Much of the latest column actually hems along the same themes put forth in Neil Barofsky’s book Bailout, published in the middle of last year. (Barofsky, for the uninitated, was the the special inspector general in charge of oversight of the spending of the bailout money and has been a staunch critic of the entire program.) So there isn’t actually a ton of new material in Taibbi’s latest missive, although there is certainly a lot more color — and, of course, a lot more colorful language.

Equally unsurprising, then, is that Taibbi leans pretty heavily on Barofsky as one of the few quoted sources in the story.

And while Taibbi’s work should be appreciated for the high art that it is, I’m in the camp that says the world view of any polemic journalist — whether Taibbi, Morgenson, Ratigan, and a growing list of others — should be taken with a pretty large grain of salt.  

I’m not alone on this, either. It appears people on both sides of the aisle have some reservations of their own. Here’s what Tony Fratto, Dubya’s deputy assistant and deputy press secretary, had to say:

Meanwhile, over at left-leaning Daily Kos, a poster was grumbling about Taibbi’s playing loose and fast with some facts about the bailout:

In fact, the auto rescue, by far the biggest use of TARP funds by Obama’s Administration is never mentioned in Taibbi’s article.  Never mentioned- like it didn’t happen. Of course the Treasury under Tim Geithner did not just rescue the auto industry, it rescued the credit unions, provided billions of dollars of TARP loans to small banks, including labor union owned banks, and retrieved almost all the money Bush and Paulson had given to the big Wall Street banks.

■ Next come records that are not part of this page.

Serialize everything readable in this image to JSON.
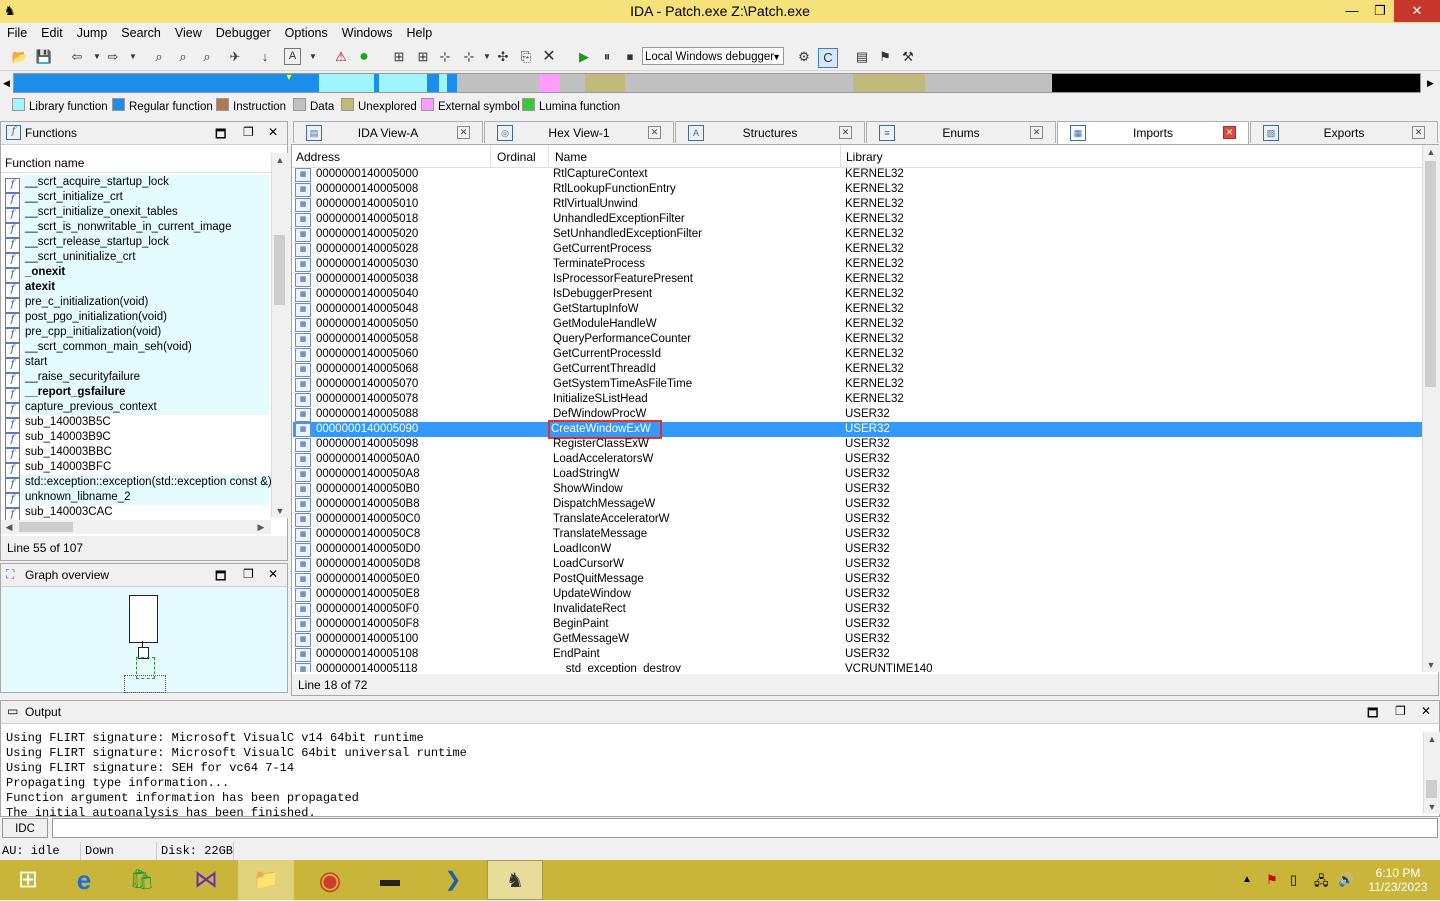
{
  "window": {
    "title": "IDA - Patch.exe Z:\\Patch.exe",
    "min": "—",
    "restore": "❐",
    "close": "✕"
  },
  "menu": [
    "File",
    "Edit",
    "Jump",
    "Search",
    "View",
    "Debugger",
    "Options",
    "Windows",
    "Help"
  ],
  "toolbar": {
    "debugger_select": "Local Windows debugger"
  },
  "legend": [
    {
      "label": "Library function",
      "color": "#9ff5ff"
    },
    {
      "label": "Regular function",
      "color": "#1a8ee8"
    },
    {
      "label": "Instruction",
      "color": "#b07a50"
    },
    {
      "label": "Data",
      "color": "#c0c0c0"
    },
    {
      "label": "Unexplored",
      "color": "#bfbb7a"
    },
    {
      "label": "External symbol",
      "color": "#ff9cff"
    },
    {
      "label": "Lumina function",
      "color": "#33cc33"
    }
  ],
  "functions_panel": {
    "title": "Functions",
    "column": "Function name",
    "items": [
      {
        "name": "__scrt_acquire_startup_lock",
        "bold": false,
        "lib": true
      },
      {
        "name": "__scrt_initialize_crt",
        "bold": false,
        "lib": true
      },
      {
        "name": "__scrt_initialize_onexit_tables",
        "bold": false,
        "lib": true
      },
      {
        "name": "__scrt_is_nonwritable_in_current_image",
        "bold": false,
        "lib": true
      },
      {
        "name": "__scrt_release_startup_lock",
        "bold": false,
        "lib": true
      },
      {
        "name": "__scrt_uninitialize_crt",
        "bold": false,
        "lib": true
      },
      {
        "name": "_onexit",
        "bold": true,
        "lib": true
      },
      {
        "name": "atexit",
        "bold": true,
        "lib": true
      },
      {
        "name": "pre_c_initialization(void)",
        "bold": false,
        "lib": true
      },
      {
        "name": "post_pgo_initialization(void)",
        "bold": false,
        "lib": true
      },
      {
        "name": "pre_cpp_initialization(void)",
        "bold": false,
        "lib": true
      },
      {
        "name": "__scrt_common_main_seh(void)",
        "bold": false,
        "lib": true
      },
      {
        "name": "start",
        "bold": false,
        "lib": true
      },
      {
        "name": "__raise_securityfailure",
        "bold": false,
        "lib": true
      },
      {
        "name": "__report_gsfailure",
        "bold": true,
        "lib": true
      },
      {
        "name": "capture_previous_context",
        "bold": false,
        "lib": true
      },
      {
        "name": "sub_140003B5C",
        "bold": false,
        "lib": false
      },
      {
        "name": "sub_140003B9C",
        "bold": false,
        "lib": false
      },
      {
        "name": "sub_140003BBC",
        "bold": false,
        "lib": false
      },
      {
        "name": "sub_140003BFC",
        "bold": false,
        "lib": false
      },
      {
        "name": "std::exception::exception(std::exception const &)",
        "bold": false,
        "lib": true
      },
      {
        "name": "unknown_libname_2",
        "bold": false,
        "lib": true
      },
      {
        "name": "sub_140003CAC",
        "bold": false,
        "lib": false
      }
    ],
    "status": "Line 55 of 107"
  },
  "graph_panel": {
    "title": "Graph overview"
  },
  "tabs": [
    {
      "label": "IDA View-A",
      "icon": "▤",
      "active": false
    },
    {
      "label": "Hex View-1",
      "icon": "◎",
      "active": false
    },
    {
      "label": "Structures",
      "icon": "A",
      "active": false
    },
    {
      "label": "Enums",
      "icon": "≡",
      "active": false
    },
    {
      "label": "Imports",
      "icon": "▦",
      "active": true
    },
    {
      "label": "Exports",
      "icon": "▧",
      "active": false
    }
  ],
  "imports": {
    "columns": [
      "Address",
      "Ordinal",
      "Name",
      "Library"
    ],
    "rows": [
      {
        "addr": "0000000140005000",
        "name": "RtlCaptureContext",
        "lib": "KERNEL32"
      },
      {
        "addr": "0000000140005008",
        "name": "RtlLookupFunctionEntry",
        "lib": "KERNEL32"
      },
      {
        "addr": "0000000140005010",
        "name": "RtlVirtualUnwind",
        "lib": "KERNEL32"
      },
      {
        "addr": "0000000140005018",
        "name": "UnhandledExceptionFilter",
        "lib": "KERNEL32"
      },
      {
        "addr": "0000000140005020",
        "name": "SetUnhandledExceptionFilter",
        "lib": "KERNEL32"
      },
      {
        "addr": "0000000140005028",
        "name": "GetCurrentProcess",
        "lib": "KERNEL32"
      },
      {
        "addr": "0000000140005030",
        "name": "TerminateProcess",
        "lib": "KERNEL32"
      },
      {
        "addr": "0000000140005038",
        "name": "IsProcessorFeaturePresent",
        "lib": "KERNEL32"
      },
      {
        "addr": "0000000140005040",
        "name": "IsDebuggerPresent",
        "lib": "KERNEL32"
      },
      {
        "addr": "0000000140005048",
        "name": "GetStartupInfoW",
        "lib": "KERNEL32"
      },
      {
        "addr": "0000000140005050",
        "name": "GetModuleHandleW",
        "lib": "KERNEL32"
      },
      {
        "addr": "0000000140005058",
        "name": "QueryPerformanceCounter",
        "lib": "KERNEL32"
      },
      {
        "addr": "0000000140005060",
        "name": "GetCurrentProcessId",
        "lib": "KERNEL32"
      },
      {
        "addr": "0000000140005068",
        "name": "GetCurrentThreadId",
        "lib": "KERNEL32"
      },
      {
        "addr": "0000000140005070",
        "name": "GetSystemTimeAsFileTime",
        "lib": "KERNEL32"
      },
      {
        "addr": "0000000140005078",
        "name": "InitializeSListHead",
        "lib": "KERNEL32"
      },
      {
        "addr": "0000000140005088",
        "name": "DefWindowProcW",
        "lib": "USER32"
      },
      {
        "addr": "0000000140005090",
        "name": "CreateWindowExW",
        "lib": "USER32",
        "selected": true
      },
      {
        "addr": "0000000140005098",
        "name": "RegisterClassExW",
        "lib": "USER32"
      },
      {
        "addr": "00000001400050A0",
        "name": "LoadAcceleratorsW",
        "lib": "USER32"
      },
      {
        "addr": "00000001400050A8",
        "name": "LoadStringW",
        "lib": "USER32"
      },
      {
        "addr": "00000001400050B0",
        "name": "ShowWindow",
        "lib": "USER32"
      },
      {
        "addr": "00000001400050B8",
        "name": "DispatchMessageW",
        "lib": "USER32"
      },
      {
        "addr": "00000001400050C0",
        "name": "TranslateAcceleratorW",
        "lib": "USER32"
      },
      {
        "addr": "00000001400050C8",
        "name": "TranslateMessage",
        "lib": "USER32"
      },
      {
        "addr": "00000001400050D0",
        "name": "LoadIconW",
        "lib": "USER32"
      },
      {
        "addr": "00000001400050D8",
        "name": "LoadCursorW",
        "lib": "USER32"
      },
      {
        "addr": "00000001400050E0",
        "name": "PostQuitMessage",
        "lib": "USER32"
      },
      {
        "addr": "00000001400050E8",
        "name": "UpdateWindow",
        "lib": "USER32"
      },
      {
        "addr": "00000001400050F0",
        "name": "InvalidateRect",
        "lib": "USER32"
      },
      {
        "addr": "00000001400050F8",
        "name": "BeginPaint",
        "lib": "USER32"
      },
      {
        "addr": "0000000140005100",
        "name": "GetMessageW",
        "lib": "USER32"
      },
      {
        "addr": "0000000140005108",
        "name": "EndPaint",
        "lib": "USER32"
      },
      {
        "addr": "0000000140005118",
        "name": "__std_exception_destroy",
        "lib": "VCRUNTIME140"
      }
    ],
    "status": "Line 18 of 72"
  },
  "output": {
    "title": "Output",
    "lines": [
      "Using FLIRT signature: Microsoft VisualC v14 64bit runtime",
      "Using FLIRT signature: Microsoft VisualC 64bit universal runtime",
      "Using FLIRT signature: SEH for vc64 7-14",
      "Propagating type information...",
      "Function argument information has been propagated",
      "The initial autoanalysis has been finished."
    ]
  },
  "idc": {
    "label": "IDC",
    "value": ""
  },
  "statusbar": {
    "au": "AU:  idle",
    "dir": "Down",
    "disk": "Disk: 22GB"
  },
  "clock": {
    "time": "6:10 PM",
    "date": "11/23/2023"
  }
}
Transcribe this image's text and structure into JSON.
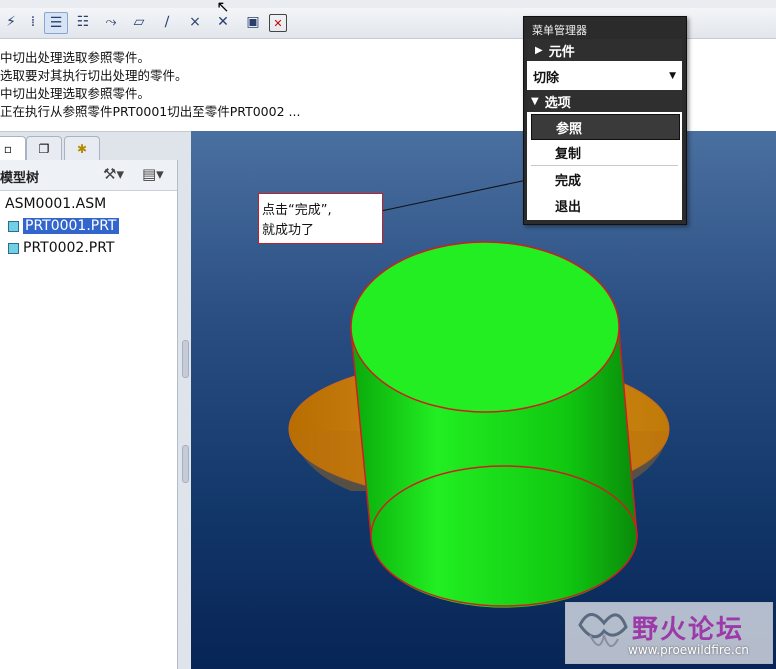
{
  "messages": [
    "中切出处理选取参照零件。",
    "选取要对其执行切出处理的零件。",
    "中切出处理选取参照零件。",
    "正在执行从参照零件PRT0001切出至零件PRT0002 ..."
  ],
  "model_tree": {
    "title": "模型树",
    "root": "ASM0001.ASM",
    "parts": [
      "PRT0001.PRT",
      "PRT0002.PRT"
    ]
  },
  "menu_manager": {
    "title": "菜单管理器",
    "element_header": "元件",
    "cut_option": "切除",
    "options_header": "选项",
    "items": [
      "参照",
      "复制",
      "完成",
      "退出"
    ]
  },
  "callout": {
    "line1": "点击“完成”,",
    "line2": "就成功了"
  },
  "watermark": {
    "title": "野火论坛",
    "url": "www.proewildfire.cn"
  },
  "colors": {
    "viewport_top": "#4a70a0",
    "viewport_bottom": "#082456",
    "cylinder": "#00dd00",
    "disc": "#d08410",
    "edge": "#dd2020",
    "selection": "#3366cc"
  },
  "icons": [
    "cursor-icon",
    "model-tree-icon",
    "layer-icon",
    "favorites-icon",
    "settings-icon",
    "tree-filter-icon",
    "part-icon",
    "triangle-right-icon",
    "triangle-down-icon",
    "dropdown-arrow-icon"
  ]
}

(Definitely read the comments on the above linked post, if you’re into that sort of thing. This post on the Daily Koz had the most comments on any story on the site posted over this past weekend.)

So, since it was brought up, just how big was the auto bailout? For starters, it saved some 1.5 million jobs by some estimates; but far more importantly than the $30 billion it cost, it is what ultimately propelled Obama to his second term as President.

That’s big. Really big.

So big that it clearly would deserve a mention in any serious news coverage attempting to get inside the bailout soup-to-nuts, and the fact that it’s missing from Taibbi’s 7,000+ word account of the same only underscores the real purpose of his writing.

Taibbi is a high practitioner in the art of polemics. Appreciate that, and understand it. Just don’t go confusing everything Taibbi writes for blind, unadulterated truth: it’s instead best interpreted as a version of truth.

And we all know the old saying about there being three versions of the truth, right?